The next English spoken tour of the caves was in three hours' time, so we took the French one. The drawings were magnificent, but we only grasped snatches of the story. The tour was forty minutes' long and soon we were out in the 30 degree sunshine in the forest above Montignac. Later, we Googled the story, and learned about the four boys who, whilst looking for their dog, in 1940, found the opening and entered the caves, after 17 000 years. There is evidence of 400 000 years of uninterrupted human occupation.
Whilst finding our way around Montingnac, we chanced upon a cafe, "Au Berges de la Vezere," perched on the bank of the strongly flowing River Vezere, and joined the lunch crowd, overlooking the old town on the opposite bank. 30 cl of white Bergerac Sec is more than we thought it would be, so Tashie valliantly fought her way through it all, while I ate fois gras and canard (duck).
Then the fun began, Tashie still navigating and Anne chaotically taking the road that "looked the best." We saw a lot of the "Foret de La Bessede" (forest) featuring chestnuts and holm (helm?) oaks this afternoon. We arrived home by three thirty and parked in our tiny street in front of our home.
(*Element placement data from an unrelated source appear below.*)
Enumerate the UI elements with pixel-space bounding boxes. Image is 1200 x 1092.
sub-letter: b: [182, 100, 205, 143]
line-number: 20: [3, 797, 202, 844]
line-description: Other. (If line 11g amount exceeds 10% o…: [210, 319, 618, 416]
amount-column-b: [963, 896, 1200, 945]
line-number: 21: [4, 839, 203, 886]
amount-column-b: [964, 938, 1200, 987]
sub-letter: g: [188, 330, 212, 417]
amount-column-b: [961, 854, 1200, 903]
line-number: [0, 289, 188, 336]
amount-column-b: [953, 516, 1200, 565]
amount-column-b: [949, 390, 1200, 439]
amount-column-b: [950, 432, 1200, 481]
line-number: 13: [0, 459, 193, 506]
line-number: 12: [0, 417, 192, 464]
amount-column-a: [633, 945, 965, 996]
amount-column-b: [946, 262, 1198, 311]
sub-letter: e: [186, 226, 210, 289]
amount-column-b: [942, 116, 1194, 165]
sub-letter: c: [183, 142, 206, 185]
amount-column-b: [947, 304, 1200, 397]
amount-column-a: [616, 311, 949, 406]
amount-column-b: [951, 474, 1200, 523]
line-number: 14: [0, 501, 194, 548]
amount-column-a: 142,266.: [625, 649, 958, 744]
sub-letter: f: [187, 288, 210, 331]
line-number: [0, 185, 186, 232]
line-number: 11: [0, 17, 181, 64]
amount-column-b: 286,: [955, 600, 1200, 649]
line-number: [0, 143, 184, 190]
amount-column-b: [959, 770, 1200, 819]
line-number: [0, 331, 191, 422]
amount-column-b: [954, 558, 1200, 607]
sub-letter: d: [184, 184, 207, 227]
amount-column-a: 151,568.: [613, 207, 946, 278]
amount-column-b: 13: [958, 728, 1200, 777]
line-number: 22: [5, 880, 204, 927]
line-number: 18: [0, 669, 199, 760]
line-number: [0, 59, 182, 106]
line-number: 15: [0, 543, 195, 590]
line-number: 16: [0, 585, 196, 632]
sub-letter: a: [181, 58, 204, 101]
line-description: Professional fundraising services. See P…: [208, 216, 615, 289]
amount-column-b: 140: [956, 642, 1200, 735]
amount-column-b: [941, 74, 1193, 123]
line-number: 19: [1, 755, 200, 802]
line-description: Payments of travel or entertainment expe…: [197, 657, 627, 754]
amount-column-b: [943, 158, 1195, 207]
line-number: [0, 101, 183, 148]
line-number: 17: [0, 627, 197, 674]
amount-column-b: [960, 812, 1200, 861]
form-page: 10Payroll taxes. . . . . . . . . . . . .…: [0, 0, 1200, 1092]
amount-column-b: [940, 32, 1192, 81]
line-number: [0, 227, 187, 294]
We have decided to leave Le Sejour, our home, a day early, and sleep at Bordeaux, so that we are not frantically changing trains and dropping off cars with milliseconds to spare. Bryan, the owner of Le Sejour, arrived this evening, and tried to talk us into driving to our next holiday home in Provence. Although he made it sound easy-he had just done the journey in reverse-his tales of navigating the South of France emphasised his skill and familiarity with his task. He estimated the drive was about four hundred plus km and would take a bit over five hours.
Once, he drove up from Provence with a three seater leather lounge tied to the roof of his sedan. Another time, it was a big orange cement mixer. The police stopped him that time to check if it was securely tied.
Bryan used to have a video production company in partnership with David. When they sold the business, they took a chance and bought a house in France. From that start they now own at least seven homes in three regions of France, and regularly fly between Melbourne and France each year. He is a great raconteur, and we sat late into the night listening to his tales.
We are happy with our tour of the lovely Dordogne region, though we may have seen a bit more of it than we planned today.